# Trunk lid removal. Easy or difficult?



## timmyjimmy5150 (Feb 13, 2013)

On my 2012 LT I have a big dent in the trunk lid. I found a cheap replace at a salvage yard from a 2013 model. Same paint code too: victory red.
Was wondering how hard it is to swap them out? Looks like there are only 4 bolts; 2 on the right hinge and 2 on the left hinge, holding the lid on.
i would swap the lights and such over because the new lid is only a shell.
thanks
tj


----------



## Smurfenstein (Nov 16, 2011)

Not too hard. Start by removing everything from the lid, there are two bolts and a bunch of clips that hold the liner onto the trunk. With those gone you can pull the clipped wiring off the lid and remove the lights, then unbolt the chrome bar and pull it, and the license plate light assembly out as one piece. Once the whole trunk is stripped of all the wiring, trunk pops, etc. undo the 4 main bolts that attach it to the arms. Then bolt the new one on and re-attach all the extra miscellaneous pieces.


----------



## NickD (Dec 10, 2011)

Don't forget to align it can keep those four arm bolts about a turn loose, close is very carefully and move it around a bit so the cracks are even on all four sides. Drop the rear seat backs, crawl under there then tighten those bolts. May take a couple of tries until you get it right.


----------



## Danny5 (Dec 22, 2011)

Start with my Technostalgia light install thread. It will walk you through removing everything from the trunk lid, sans the wiring harness and chrome accent bar.

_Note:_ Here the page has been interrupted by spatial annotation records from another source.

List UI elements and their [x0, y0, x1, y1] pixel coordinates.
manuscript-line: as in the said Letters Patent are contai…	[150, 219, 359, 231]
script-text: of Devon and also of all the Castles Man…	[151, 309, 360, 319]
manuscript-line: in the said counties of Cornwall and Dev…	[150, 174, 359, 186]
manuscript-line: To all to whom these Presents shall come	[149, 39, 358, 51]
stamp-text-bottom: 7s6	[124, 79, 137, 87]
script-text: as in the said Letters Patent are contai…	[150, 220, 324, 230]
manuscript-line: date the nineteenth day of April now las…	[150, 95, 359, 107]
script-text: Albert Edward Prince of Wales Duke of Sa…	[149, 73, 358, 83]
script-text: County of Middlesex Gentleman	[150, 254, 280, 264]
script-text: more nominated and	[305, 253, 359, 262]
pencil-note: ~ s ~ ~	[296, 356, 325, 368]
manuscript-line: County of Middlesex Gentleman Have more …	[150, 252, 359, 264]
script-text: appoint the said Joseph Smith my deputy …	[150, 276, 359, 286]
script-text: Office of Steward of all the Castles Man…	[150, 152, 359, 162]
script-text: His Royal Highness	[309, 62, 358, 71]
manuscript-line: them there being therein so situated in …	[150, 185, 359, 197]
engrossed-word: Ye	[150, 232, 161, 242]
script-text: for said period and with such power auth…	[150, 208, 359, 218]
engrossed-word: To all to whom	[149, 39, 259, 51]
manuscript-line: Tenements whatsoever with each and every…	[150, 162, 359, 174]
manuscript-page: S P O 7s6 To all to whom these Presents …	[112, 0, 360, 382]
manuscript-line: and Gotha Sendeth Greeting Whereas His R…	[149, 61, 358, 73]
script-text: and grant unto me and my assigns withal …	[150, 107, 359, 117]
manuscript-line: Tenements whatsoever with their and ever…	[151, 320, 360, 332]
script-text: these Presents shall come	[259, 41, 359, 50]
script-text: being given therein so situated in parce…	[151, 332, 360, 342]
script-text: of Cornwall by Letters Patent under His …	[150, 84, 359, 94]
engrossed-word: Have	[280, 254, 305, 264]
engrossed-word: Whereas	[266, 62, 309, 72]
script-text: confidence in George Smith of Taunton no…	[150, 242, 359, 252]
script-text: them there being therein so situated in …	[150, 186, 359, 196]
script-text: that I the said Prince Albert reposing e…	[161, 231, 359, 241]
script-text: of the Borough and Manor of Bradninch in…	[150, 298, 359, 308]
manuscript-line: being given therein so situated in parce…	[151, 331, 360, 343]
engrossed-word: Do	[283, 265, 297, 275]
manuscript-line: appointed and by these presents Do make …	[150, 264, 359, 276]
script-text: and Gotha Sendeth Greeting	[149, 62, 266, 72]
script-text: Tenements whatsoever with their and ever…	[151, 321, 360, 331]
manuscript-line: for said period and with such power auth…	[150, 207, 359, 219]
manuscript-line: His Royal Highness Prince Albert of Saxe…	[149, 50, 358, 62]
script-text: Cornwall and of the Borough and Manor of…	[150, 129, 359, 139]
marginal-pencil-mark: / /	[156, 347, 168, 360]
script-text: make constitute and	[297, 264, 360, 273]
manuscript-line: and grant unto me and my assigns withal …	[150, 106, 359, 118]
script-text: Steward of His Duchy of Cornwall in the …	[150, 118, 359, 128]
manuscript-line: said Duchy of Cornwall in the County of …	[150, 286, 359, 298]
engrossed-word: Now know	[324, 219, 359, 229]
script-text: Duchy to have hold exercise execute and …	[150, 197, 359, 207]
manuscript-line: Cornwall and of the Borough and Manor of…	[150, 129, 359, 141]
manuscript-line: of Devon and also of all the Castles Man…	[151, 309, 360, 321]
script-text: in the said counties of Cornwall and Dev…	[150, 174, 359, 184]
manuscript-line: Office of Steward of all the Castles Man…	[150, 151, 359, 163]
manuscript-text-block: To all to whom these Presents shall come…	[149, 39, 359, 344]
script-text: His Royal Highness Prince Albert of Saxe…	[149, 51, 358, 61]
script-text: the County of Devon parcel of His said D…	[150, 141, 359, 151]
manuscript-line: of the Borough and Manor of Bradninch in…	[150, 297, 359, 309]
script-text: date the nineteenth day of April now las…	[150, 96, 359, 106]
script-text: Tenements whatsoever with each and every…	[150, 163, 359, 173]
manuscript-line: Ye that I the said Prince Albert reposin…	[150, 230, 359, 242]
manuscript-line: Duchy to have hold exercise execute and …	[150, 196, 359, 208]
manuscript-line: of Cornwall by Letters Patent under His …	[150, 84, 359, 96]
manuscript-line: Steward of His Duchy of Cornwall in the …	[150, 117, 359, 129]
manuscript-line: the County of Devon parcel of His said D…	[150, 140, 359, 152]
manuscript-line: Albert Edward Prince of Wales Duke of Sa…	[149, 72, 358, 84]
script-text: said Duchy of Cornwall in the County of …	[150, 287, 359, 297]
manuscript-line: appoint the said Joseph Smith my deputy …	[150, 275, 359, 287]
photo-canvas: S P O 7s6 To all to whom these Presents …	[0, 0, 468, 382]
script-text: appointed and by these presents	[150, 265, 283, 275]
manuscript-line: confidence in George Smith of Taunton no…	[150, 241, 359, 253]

http://www.cruzetalk.com/forum/145-...-how-tear-apart-your-trunk-picture-heavy.html


----------



## NickD (Dec 10, 2011)

Ha, you did everything except replace the trunk lid, but at least its a start. 

Could add a very important precaution, this is NOT a one man job. Lid has to be up, you will be surprised how stiff those arm springs are, and just too easy for that lid to crash into the rear window. Trying to hold it with hand and removing those bolts with the other could ruin your day.

Granted, not as bad as removing a trunk lid on a 73 Fleetwood, that lid was over five feet long, and heavy, the Cruze is only about 15" long. I would definitely get the aid of two good men to support the lid while you are removing those bolts. Also installing the new one. Trying to align those holes to start the bolts and hold it steady and not crashing into that rear window would require some care. Then trying to get it properly aligned.


----------



## Joe 45 (Jul 25, 2019)

NickD, if you had that much of a problem with the springs you must have unbolted the lid on the wrong end of the control arms.  You need to open the trunk and remove the liner, then remove the bolts from the top of the control arms.


----------



## eddiefromcali (Aug 21, 2017)

Joe 45 said:


> NickD, if you had that much of a problem with the springs you must have unbolted the lid on the wrong end of the control arms. You need to open the trunk and remove the liner, then remove the bolts from the top of the control arms.


thanks for replying to a 5yr old post


----------